Sparta method of forging effective citizens through pain and suffering is something that is all but lost on much of society today. Their moral sense of discipline and duty allowed them to train harder than almost anyone, and succeed in many great endeavors. The following are five famous phrases said by ancient Spartans, and their context:
1. “With it or on it."
This 5 word sentence is a
shortened version of what Spartan mothers would commonly tell their sons
before heading into battle: "Return with your shield or on it." No
holding back.
2. "We are the only ones who give birth to men."

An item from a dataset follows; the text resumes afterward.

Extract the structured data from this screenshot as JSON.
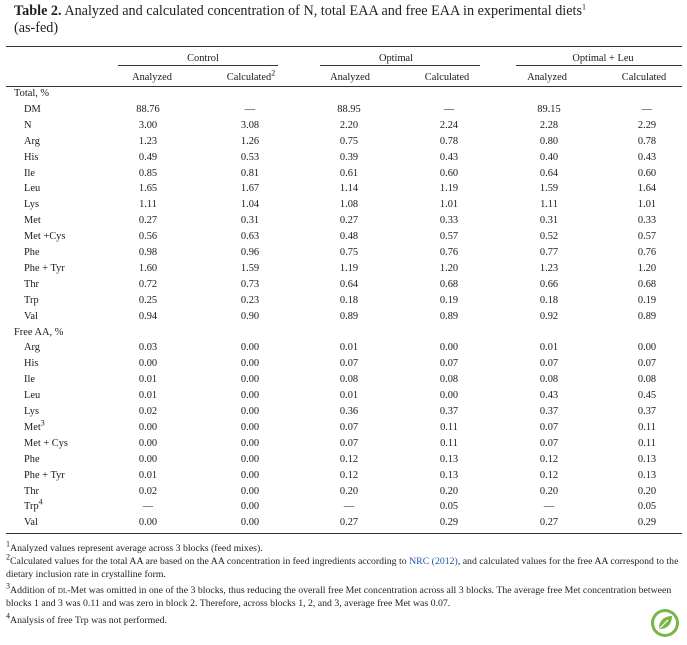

Queen Gorgo was Leonidas's
wife, and ruler of domestic Sparta. The Spartans often equated childbirth with
going into battle, and revered and respected women and the process of
childbirth which they underwent. When Gorgo was asked why only Spartan women
could rule over men, she replied with the above quote.
3. "If."
Around 350 B.C., King
Philip of Macedonia had been busy conquering much of Greece. After setting up a
few strongholds in Greece, he began to threaten Sparta. He sent a message to
the Spartans: "If I win this war, you will
be slaves forever.” The Spartans replied by sending a message of their
own. One simple word: "If." Philip, although he invaded most of
Greece, never touched Sparta.
4. "Neither."
A little while after King
Philip's previous letter to the Spartans, and following an increase in his
newly conquered Grecian territory, he decided to try Sparta again. He sent
a letter asking whether the current Spartan king would rather him enter as a
friend or foe into Spartan territory. The reply was, again, a single
word: "Neither." They were fiercely defensive of their home,
even in the face of Philip's growing empire.
5. "Molon Labe."
Possibly the most well
known Spartan phrase was spoken by King Leonidas in 480 B.C. According to the historical text “Apophthegmata
Laconica," Leonidas's army of Grecians, led by his famous 300 Spartan
warriors, met the Persian King Xerxe's army, which outnumbered his own 200 to
1, at Thermopylae. When Xerxes wrote Leonidas to hand over his weapons, he
responded with "Molon Labe." The phrase roughly translates to
"Come and take them." Leonidas died in the battle at Thermopylae, but
all of Greece continued on together and drove back Xerxe's army.
Plutarch's “Apophthegmata Laconica," in addition to recording the famous sayings of Greek and Spartan men, holds these conversations of Leonidas's pertaining to the Battle at Thermopylae:
"When someone said, 'Leonidas, are you here to take such a hazardous risk with so few men against so many?' he said, 'If you men think that I rely on numbers, then all Greece is not sufficient, for it is but a small fraction of their numbers; but if on men's valour, then this number will do.'...
When someone said, 'Because of the arrows of
the barbarians it is impossible to see the sun,' he said, 'Won't it be nice,
then, if we shall have shade in which to fight them?'...
He bade his soldiers eat their breakfast as if
they were to eat their dinner in the other world."